Hair straightening products may release formaldehyde, OSHA warns

Hair salon owners and workers should be aware of potential formaldehyde exposure from certain hair smoothing products, according to an OSHA hazard alert issued April 11.

The alert summarizes OSHA's investigations into the products, health hazards of formaldehyde and protective measures. OSHA recommended that salon owners avoid using products containing formaldehyde and related chemicals. Owners who decide to use such products must follow OSHA's formaldehyde standard, which requires air monitoring, ventilation, worker training and protective equipment.

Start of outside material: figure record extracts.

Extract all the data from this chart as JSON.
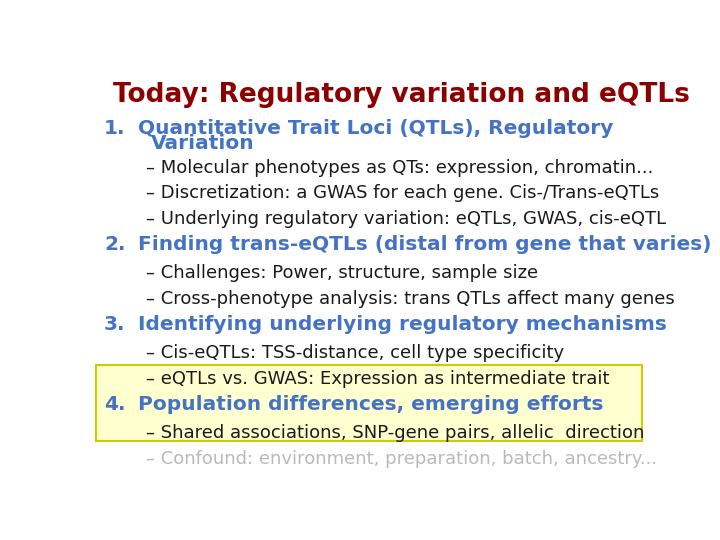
{
  "title": "Today: Regulatory variation and eQTLs",
  "title_color": "#8B0000",
  "background_color": "#FFFFFF",
  "items": [
    {
      "number": "1.",
      "text": "Quantitative Trait Loci (QTLs), Regulatory",
      "text2": "Variation",
      "color": "#4472C4",
      "type": "numbered"
    },
    {
      "text": "– Molecular phenotypes as QTs: expression, chromatin...",
      "color": "#1a1a1a",
      "type": "bullet"
    },
    {
      "text": "– Discretization: a GWAS for each gene. Cis-/Trans-eQTLs",
      "color": "#1a1a1a",
      "type": "bullet"
    },
    {
      "text": "– Underlying regulatory variation: eQTLs, GWAS, cis-eQTL",
      "color": "#1a1a1a",
      "type": "bullet"
    },
    {
      "number": "2.",
      "text": "Finding trans-eQTLs (distal from gene that varies)",
      "color": "#4472C4",
      "type": "numbered"
    },
    {
      "text": "– Challenges: Power, structure, sample size",
      "color": "#1a1a1a",
      "type": "bullet"
    },
    {
      "text": "– Cross-phenotype analysis: trans QTLs affect many genes",
      "color": "#1a1a1a",
      "type": "bullet"
    },
    {
      "number": "3.",
      "text": "Identifying underlying regulatory mechanisms",
      "color": "#4472C4",
      "type": "numbered"
    },
    {
      "text": "– Cis-eQTLs: TSS-distance, cell type specificity",
      "color": "#1a1a1a",
      "type": "bullet"
    },
    {
      "text": "– eQTLs vs. GWAS: Expression as intermediate trait",
      "color": "#1a1a1a",
      "type": "bullet",
      "highlighted": true
    },
    {
      "number": "4.",
      "text": "Population differences, emerging efforts",
      "color": "#4472C4",
      "type": "numbered",
      "highlighted": true
    },
    {
      "text": "– Shared associations, SNP-gene pairs, allelic  direction",
      "color": "#1a1a1a",
      "type": "bullet",
      "highlighted": true
    },
    {
      "text": "– Confound: environment, preparation, batch, ancestry...",
      "color": "#1a1a1a",
      "type": "bullet",
      "partial": true
    }
  ],
  "highlight_box_color": "#FFFFD0",
  "highlight_box_edge_color": "#CCCC00",
  "title_fontsize": 19,
  "numbered_fontsize": 14.5,
  "bullet_fontsize": 13
}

Final rule clarifies tip credit, comp time, fluctuating workweek

The Department of Labor (DOL) has issued final regulations updating the Fair Labor Standards Act. The final rule clarifies several confusing provisions of the law including tip credit, compensatory time for public employees, and fluctuating workweeks

NIOSH releases bulletin on asbestos

A Current Intelligence Bulletin on asbestos research provides a strategic framework for addressing unanswered questions about occupational exposure and toxicity of asbestos fibers and other elongated material particles. If inhaled, asbestos fibers can cause lung cancer and other serious diseases, according to NIOSH.

Study: preventing falls on slippery surfaces

While most safety advice suggests people should walk slowly and shuffle to prevent falling on slippery surfaces, new research  suggests that may not be the best advice after all. Researchers used guinea fowl, birds that react to slips and falls much like humans do, to study the walking mechanics that contributed to a fall. They found that birds moving quickly in a forward stance across slippery surfaces were less likely to fall than those moving slowly or shuffling. The study, published in the Journal of Experimental Biology, could shed light on better limb-control strategies that could be used by people to prevent falls.

SSA resumes no match letters

The Social Security Administration (SSA) has resumed sending employers no-match letters, but with little guidance for employers
. Employers should not ignore the letters. When the no-match letters come in, note the date they arrived and have an action plan on how to respond.